Ohio Capital Journal
In nearly 15 years writing news, one of the most gut-wrenching, powerful stories I’ve ever covered happened three years ago this January when I interviewed Athens resident Alex Andrews less than a week after he had been shot through his kitchen window around 2 in the morning.
He remembered it all, in vivid detail. He remembered getting up early that Thursday morning for a snack. He remembered cutting up vegetables and hearing a sound at the window, and turning to see the figure of a man standing outside with a shotgun. He remembered thinking, “I’m about to get shot.” And then he was.
“The shot comes flying through and finds its way into nearly every part of my body from the knee up,” he said. “I started bleeding so intensely that within just a few blinks I realize my whole body is starting to ooze red.”
The police came and an ambulance arrived and Alex was helicoptered to West Virginia where he underwent several emergency surgeries and survived (it wasn’t until just this past fall that a grand jury indicted a New York man in the shooting).
Andrews is a tattoo artist who owns his own shop in Athens. It was his dream to open that shop — Thunder Bunny Tattoo Parlor. He worked hard as hell to open it, and he worked hard as hell to build it up. American dream stuff, right?
But while he built his business and worked hard as hell to do so, he couldn’t afford health insurance (many small business owners just starting out can’t afford health insurance). Medical professionals saved Andrews’ life, but he was left with over $500,000 worth of medical bills.
So somebody can pour everything within them to start their own business and build it as best they can, and practice their art, and hone their skills, and work as hard as they can, and one medical catastrophe can send them and their family hurling toward bankruptcy and financial ruin.
Except, in Andrews’ case, that didn’t happen, and it didn’t happen because two provisions in the Affordable Care Act were responsible for him not going broke and being forced to sell his business.
The provisions are presumptive eligibility and retroactive eligibility under Medicaid. With these provisions, Andrews was able to obtain health coverage without spending months waiting for Medicaid, and his coverage applied retroactively to the day he was shot. Without the Affordable Care Act, that wouldn’t have happened.
I think of these things every time I see the ACA under attack in our federal court system, most recently in the Texas v. United States case that may eventually wind up in front of the U.S. Supreme Court.

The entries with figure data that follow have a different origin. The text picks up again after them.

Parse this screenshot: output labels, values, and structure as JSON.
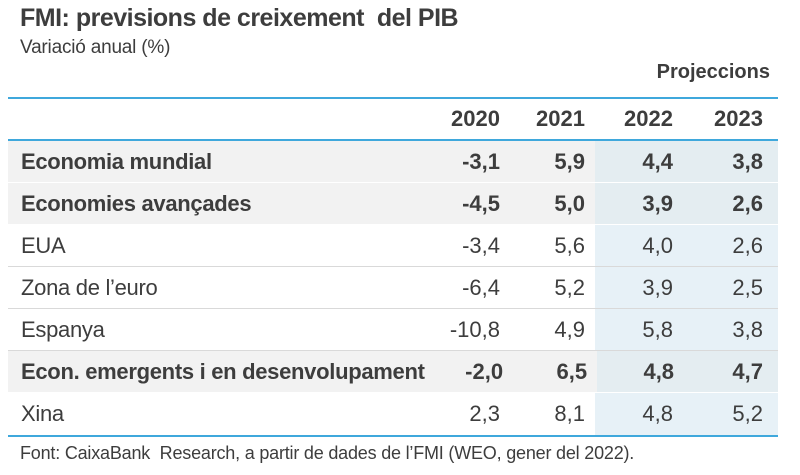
{
  "header": {
    "title": "FMI: previsions de creixement  del PIB",
    "subtitle": "Variació anual (%)",
    "projections_label": "Projeccions"
  },
  "table": {
    "year_columns": [
      "2020",
      "2021",
      "2022",
      "2023"
    ],
    "projection_columns": [
      "2022",
      "2023"
    ],
    "rows": [
      {
        "label": "Economia mundial",
        "bold": true,
        "values": [
          "-3,1",
          "5,9",
          "4,4",
          "3,8"
        ]
      },
      {
        "label": "Economies avançades",
        "bold": true,
        "values": [
          "-4,5",
          "5,0",
          "3,9",
          "2,6"
        ]
      },
      {
        "label": "EUA",
        "bold": false,
        "values": [
          "-3,4",
          "5,6",
          "4,0",
          "2,6"
        ]
      },
      {
        "label": "Zona de l’euro",
        "bold": false,
        "values": [
          "-6,4",
          "5,2",
          "3,9",
          "2,5"
        ]
      },
      {
        "label": "Espanya",
        "bold": false,
        "values": [
          "-10,8",
          "4,9",
          "5,8",
          "3,8"
        ]
      },
      {
        "label": "Econ. emergents i en desenvolupament",
        "bold": true,
        "values": [
          "-2,0",
          "6,5",
          "4,8",
          "4,7"
        ]
      },
      {
        "label": "Xina",
        "bold": false,
        "values": [
          "2,3",
          "8,1",
          "4,8",
          "5,2"
        ]
      }
    ]
  },
  "footer": {
    "source": "Font: CaixaBank  Research, a partir de dades de l’FMI (WEO, gener del 2022)."
  },
  "colors": {
    "accent_blue": "#3fa8dc",
    "highlight_blue": "#e7f1f7",
    "highlight_blue_on_gray": "#e4edf1",
    "row_gray": "#f2f2f2",
    "divider_gray": "#d9d9d9",
    "text_dark": "#3d3d3d"
  },
  "chart_data": {
    "type": "table",
    "title": "FMI: previsions de creixement del PIB",
    "subtitle": "Variació anual (%)",
    "unit": "percent annual variation",
    "columns": [
      "2020",
      "2021",
      "2022",
      "2023"
    ],
    "projection_columns": [
      "2022",
      "2023"
    ],
    "row_labels": [
      "Economia mundial",
      "Economies avançades",
      "EUA",
      "Zona de l’euro",
      "Espanya",
      "Econ. emergents i en desenvolupament",
      "Xina"
    ],
    "values": [
      [
        -3.1,
        5.9,
        4.4,
        3.8
      ],
      [
        -4.5,
        5.0,
        3.9,
        2.6
      ],
      [
        -3.4,
        5.6,
        4.0,
        2.6
      ],
      [
        -6.4,
        5.2,
        3.9,
        2.5
      ],
      [
        -10.8,
        4.9,
        5.8,
        3.8
      ],
      [
        -2.0,
        6.5,
        4.8,
        4.7
      ],
      [
        2.3,
        8.1,
        4.8,
        5.2
      ]
    ],
    "emphasized_rows": [
      "Economia mundial",
      "Economies avançades",
      "Econ. emergents i en desenvolupament"
    ],
    "source": "Font: CaixaBank Research, a partir de dades de l’FMI (WEO, gener del 2022)."
  }
}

Eliminating the Affordable Care Act would also eliminate these critical protections for low-income people to avoid huge medical bills and financial devastation. Moreover, it would eliminate protections against discrimination for preexisting conditions.
An updated analysis in October from the health policy nonprofit Kaiser Family Foundation estimates that “almost 54 million people – or 27% of all adults under 65 —have preexisting health conditions that would likely have made them uninsurable in the individual markets that existed in most states before the Affordable Care Act.”
The elimination of the Affordable Care Act would be devastating to the health and finances of millions upon millions of Americans.
But more than that, new research is showing that many millions of Americans are continuing to go bankrupt due to medical trouble, even under the ACA.
CNBC reported in February 2019 on a study showing “that 66.5 percent of all bankruptcies were tied to medical issues — either because of high costs for care or time out of work. An estimated 530,000 families turn to bankruptcy each year because of medical issues and bills, the research found.”
Regarding the time out of work, that speaks to the need for adequate protections for workers dealing with medical situations. Regarding the high costs, a culprit has been inadequate health insurance, according to a co-author of the research, Dr. David U. Himmelstein, a professor at Hunter College and founder of advocacy group Physicians for a National Health Program, CNBC reported.
In an article on NASDAQ.com, Himmelstein expands: “For middle-class Americans, health insurance offers little protection. Most of us have policies with so many loopholes, copayments and deductibles that illness can put you in the poorhouse.”
The article goes on to say that, “in fact, bankruptcy due to medical bills is more likely to be the downfall of the middle class that it is the lower classes, with the study’s researchers noting that despite the Affordable Care Act, middle-class Americans have been targeted with increasing copayments and deductibles.” Himmelstein’s group pushes for Medicare for All.
Regardless of our feelings on Medicare for All, we know two things: (1) More than half a million American families are still filing bankruptcy each year tied to medical issues and bills, and (2) overturning the Affordable Care Act will rip what access there is to affordable care away from tens of millions.
If half a million American families are already filing bankruptcy each year because of medical issues, even under the ACA, eliminating the ACA will only make that terrible bankruptcy problem much worse.
Going backward on this issue makes no sense. No family facing a medical catastrophe should also be hurled into financial ruin. That should not have been the case before the ACA, it should not be the case now and we have an obligation to future generations to make sure that it won’t be the case for them.
This cruel dynamic of American medical/financial terror and devastation must end. Investment in personal medical leave for all workers would address part of the problem, and the need to not only protect but also expand access to truly affordable health care for all Americans is clear.